England’s NHS and Canada’s fantasy world are both coming apart because oil royalties aren’t growing as fast as the elderly population (north sea royalties are shrinking).
We have already seen multiple insurance companies in the US back out of Obamacare exchanges, not to mention the financial failure of Illinois state system. The federal government doesn’t have $700 billion in surplus (it has a mind boggling deficit)
So called democrats are just lying to themselves (like Bernie and his 3rd private house) — or they are mathematically stupid. You don’t deserve respect if you believe 5% > 25%, you are just a fool.
There is no free lunch. If Mr Obama had been raised in the USA, he would have learned that in kindergarten.

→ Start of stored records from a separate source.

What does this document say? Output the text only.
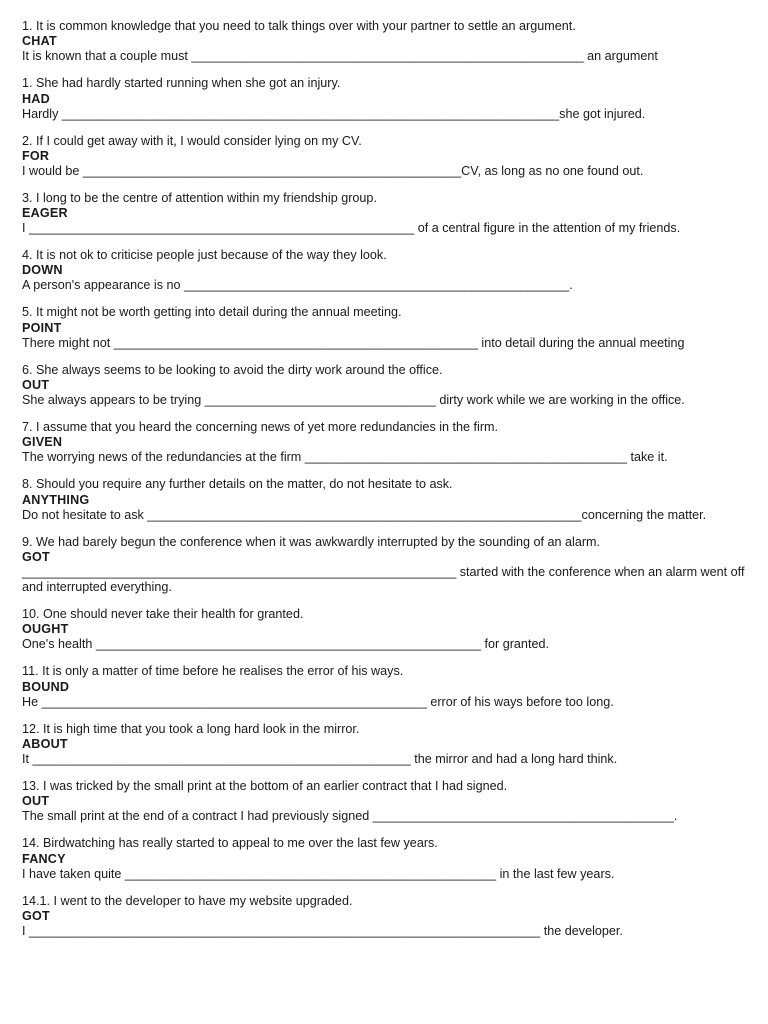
1. It is common knowledge that you need to talk things over with your partner to settle an argument.
CHAT
It is known that a couple must ________________________________________________________ an argument
1. She had hardly started running when she got an injury.
HAD
Hardly _______________________________________________________________________she got injured.
2. If I could get away with it, I would consider lying on my CV.
FOR
I would be ______________________________________________________CV, as long as no one found out.
3. I long to be the centre of attention within my friendship group.
EAGER
I _______________________________________________________ of a central figure in the attention of my friends.
4. It is not ok to criticise people just because of the way they look.
DOWN
A person's appearance is no _______________________________________________________.
5. It might not be worth getting into detail during the annual meeting.
POINT
There might not ____________________________________________________ into detail during the annual meeting
6. She always seems to be looking to avoid the dirty work around the office.
OUT
She always appears to be trying _________________________________ dirty work while we are working in the office.
7. I assume that you heard the concerning news of yet more redundancies in the firm.
GIVEN
The worrying news of the redundancies at the firm ______________________________________________ take it.
8. Should you require any further details on the matter, do not hesitate to ask.
ANYTHING
Do not hesitate to ask ______________________________________________________________concerning the matter.
9. We had barely begun the conference when it was awkwardly interrupted by the sounding of an alarm.
GOT
______________________________________________________________ started with the conference when an alarm went off and interrupted everything.
10. One should never take their health for granted.
OUGHT
One's health _______________________________________________________ for granted.
11. It is only a matter of time before he realises the error of his ways.
BOUND
He _______________________________________________________ error of his ways before too long.
12. It is high time that you took a long hard look in the mirror.
ABOUT
It ______________________________________________________ the mirror and had a long hard think.
13. I was tricked by the small print at the bottom of an earlier contract that I had signed.
OUT
The small print at the end of a contract I had previously signed ___________________________________________.
14. Birdwatching has really started to appeal to me over the last few years.
FANCY
I have taken quite _____________________________________________________ in the last few years.
14.1. I went to the developer to have my website upgraded.
GOT
I _________________________________________________________________________ the developer.
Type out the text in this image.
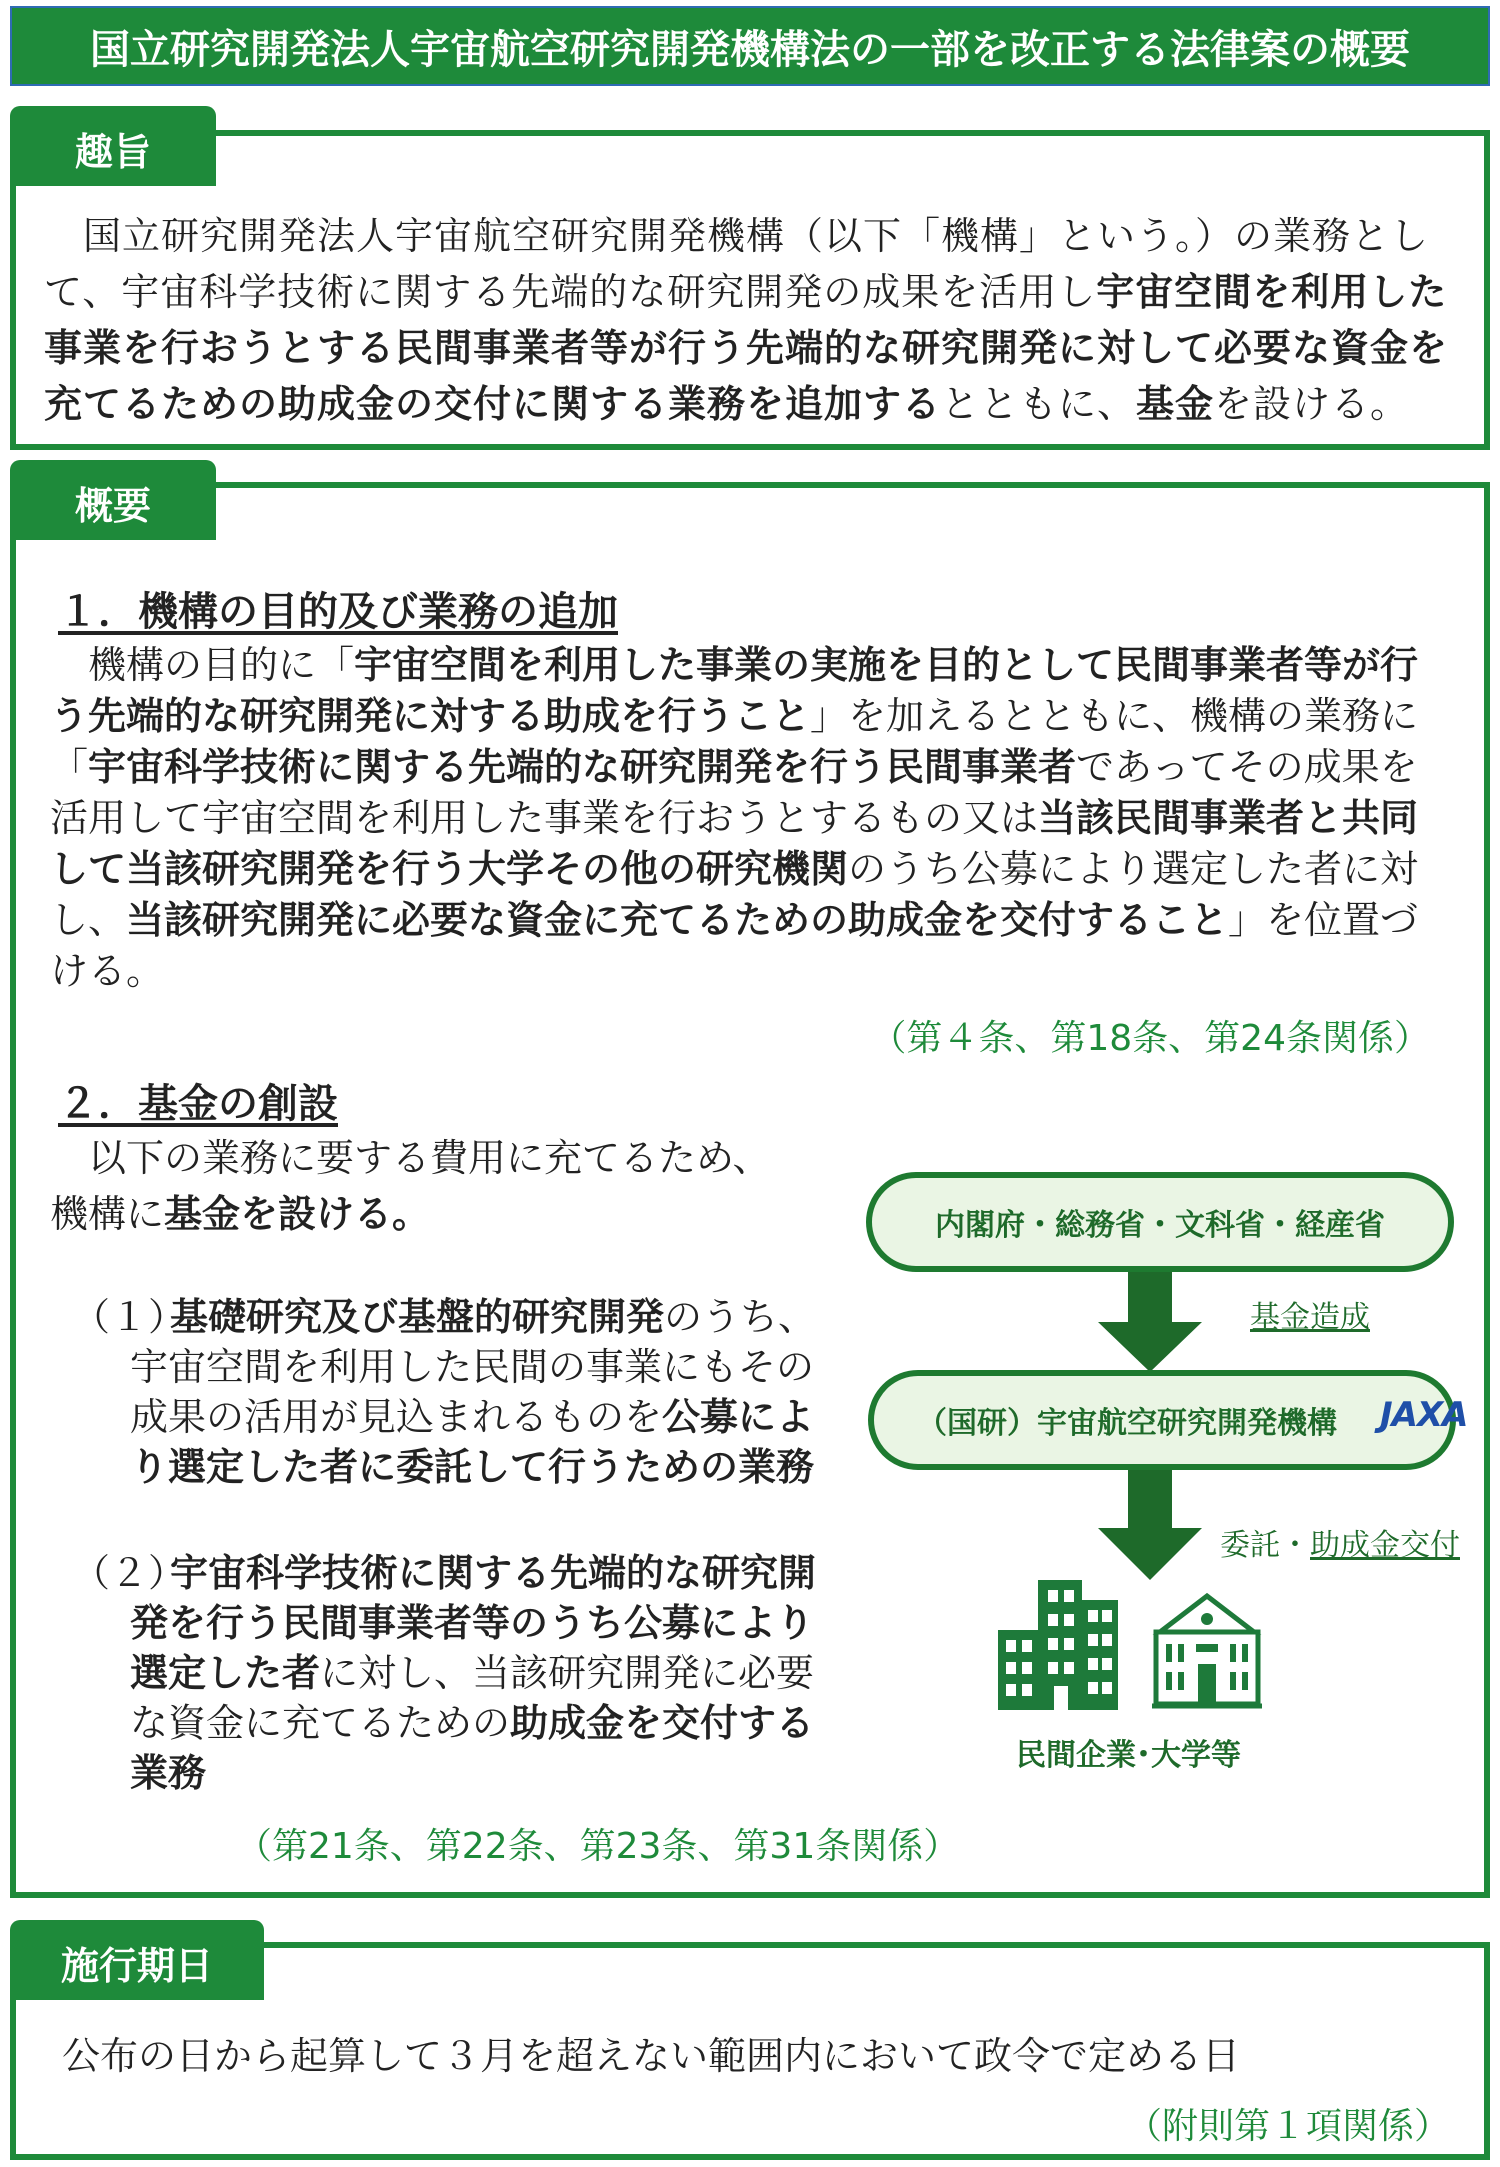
国立研究開発法人宇宙航空研究開発機構法の一部を改正する法律案の概要
趣旨
　国立研究開発法人宇宙航空研究開発機構（以下「機構」という。）の業務として、宇宙科学技術に関する先端的な研究開発の成果を活用し宇宙空間を利用した事業を行おうとする民間事業者等が行う先端的な研究開発に対して必要な資金を充てるための助成金の交付に関する業務を追加するとともに、基金を設ける。
概要
１．機構の目的及び業務の追加
　機構の目的に「宇宙空間を利用した事業の実施を目的として民間事業者等が行う先端的な研究開発に対する助成を行うこと」を加えるとともに、機構の業務に「宇宙科学技術に関する先端的な研究開発を行う民間事業者であってその成果を活用して宇宙空間を利用した事業を行おうとするもの又は当該民間事業者と共同して当該研究開発を行う大学その他の研究機関のうち公募により選定した者に対し、当該研究開発に必要な資金に充てるための助成金を交付すること」を位置づける。
（第４条、第18条、第24条関係）
２．基金の創設
　以下の業務に要する費用に充てるため、
機構に基金を設ける。
（１）
基礎研究及び基盤的研究開発のうち、宇宙空間を利用した民間の事業にもその成果の活用が見込まれるものを公募により選定した者に委託して行うための業務
（２）
宇宙科学技術に関する先端的な研究開発を行う民間事業者等のうち公募により選定した者に対し、当該研究開発に必要な資金に充てるための助成金を交付する業務
（第21条、第22条、第23条、第31条関係）
内閣府・総務省・文科省・経産省
基金造成
（国研）宇宙航空研究開発機構 JAXA
委託・助成金交付
民間企業･大学等
施行期日
公布の日から起算して３月を超えない範囲内において政令で定める日
（附則第１項関係）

Anyway, you can all go back to worshiping Elon Mush so he can get more welfare for his ultra-left wing frauds. Maybe Obama can fly AF1 around the world a few times while you work overtime to pay the costs. Then complain and act surprised when there is nothing left for your pension, your children’s school.
Oh, and as your pension gets canceled and your children live in your basement struggling under student loans, remember that Professors Bernanke, Yellen, Krugman, Jon Gruber (Obama-fraud), etc are all enjoying their retirements with six figure pensions.
F U peasants. You voted for this on your own “free will” and stupidity
If I ignore my herpes it will go away. Ppl do it with their health why are you surprised that they see greener pastures ahead economically. In the end the pain is so severe.
Personally I find chicken entrails a very useful forward indicator of interest rates and fed policy.
In a July 31 speech, New York Fed President William Dudley argued “for caution in raising U.S. short-term interest rates.” Yet he added “it is premature to rule out further monetary policy tightening this year.”
Way to talk out both sides of the mouth, Dudley.
Pray tell, how can there be ANYTHING BUT UNCERTAINTY?
We haven’t witnessed any authentic price discovery in a decade or longer. Fantasy based accounting abounds while we await the first CEO to face Sarbanes-Oxley prosecution.
An “uncertainty index”, indeed. What’s next, effusive praise of The Maastricht Treaty due to it’s “stability clause” that has been so effective in preventing instabilîty across Europe?
LMAO.
The fed is caught once again blowing a bubble. This time in equities. Thus one will end worse than the last two because there are no good solutions for a terminally ill patient. The next reboot of the economy will be permanent and result in a massive reset of the global economy. Prices will crash and so will incomes.